Segundo, un mercado laboral muy defectuoso. Cerca del 60 por ciento de los trabajadores son informales (es decir, no cuentan con prestaciones de salud y seguridad social), y muy improductivos. El ingreso promedio de ese grupo de población no llega a los 5 mil pesos al mes. Entre los formales, el ingreso es mayor, pero aun así es muy bajo. Buena parte del problema tiene que ver con la informalidad, y con el tamaño de las unidades productivas, realmente pequeñas.

Tercero, la falta de productividad, que como ha mostrado Bill Lewis, es resultado sobre todo de la falta de competencia económica, y México ha sido un paraíso de la concentración. No sólo los privados, sino el gobierno mismo, han gozado de monopolios por décadas, haciendo cada vez menos competitivo al país, mientras se enriquecen hasta la obscenidad un puñado de personas.

Cuarto, esta concentración de poder ha impedido la construcción de un verdadero Estado de derecho, lo que redunda tanto en corrupción como en violencia.

Finalmente, hay detrás de todo esto un conjunto de creencias que soportaron el viejo régimen, que fueron implantadas en las mentes mediante un sistema educativo diseñado para eso. Creencias propias del colectivismo del siglo XX, que no fue sino la recuperación de las visiones machistas, patriarcales y patrimonialistas previas a la Ilustración: una historia patria ficticia plagada de héroes y villanos, temor-odio a los extranjeros, virtudes sin fin de los pobres y los gobernantes, etc.

Estos cinco elementos tienen interacciones muy importantes: no se puede construir Estado de derecho sin recursos fiscales suficientes, pero tampoco sin una visión del mundo alejada del colectivismo. No se puede terminar con la informalidad sin una educación distinta y sin enfrentar la concentración económica. No se puede recaudar más con esa informalidad y concentración.

Avanzar en estos cinco elementos, de forma simultánea y estratégica, es el camino al desarrollo económico. Pero también a la democracia y la justicia. La creencia de que habrá justicia nada más porque el gobierno así lo desea no tiene ningún sustento. Mucho menos habrá desarrollo económico impulsado desde esa institución.

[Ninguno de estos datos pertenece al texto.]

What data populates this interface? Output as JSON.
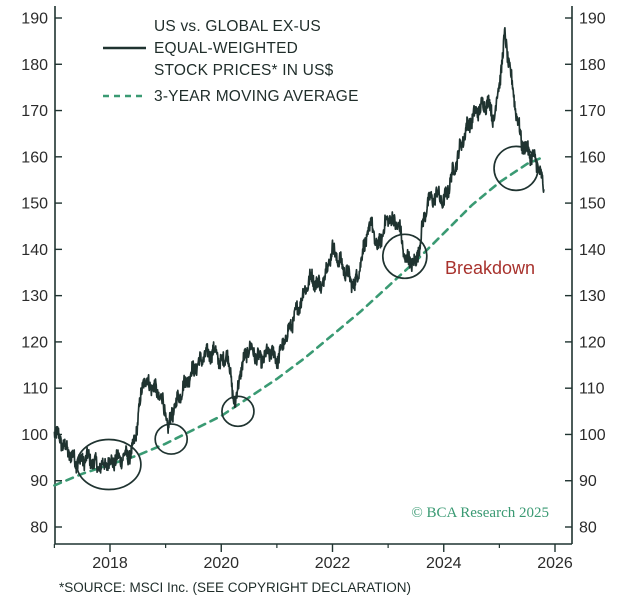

Romper con el poder económico concentrado puede ser un buen inicio, y por eso terminar con los monopolios del gobierno y limitar el poder de los privados es tan importante. Por eso la reforma energética, la de telecomunicaciones, la financiera y la de competencia económica.

Terminar con el adoctrinamiento en la escuela es fundamental, tanto para tener una visión diferente del mundo, como para contar con capital humano capaz de ser más productivo, en unidades económicas mayores. Por eso la reforma educativa.

El camino del actual gobierno es equivocado: reconstruir monopolios energéticos, terminar con la reforma educativa, fortalecer a las grandes fortunas de capitalistas de compadrazgo (ahora en el comité asesor empresarial), es precisamente lo que nos ha frenado por décadas. Aunque parezca obvio, hay que decirlo, para que no se olvide.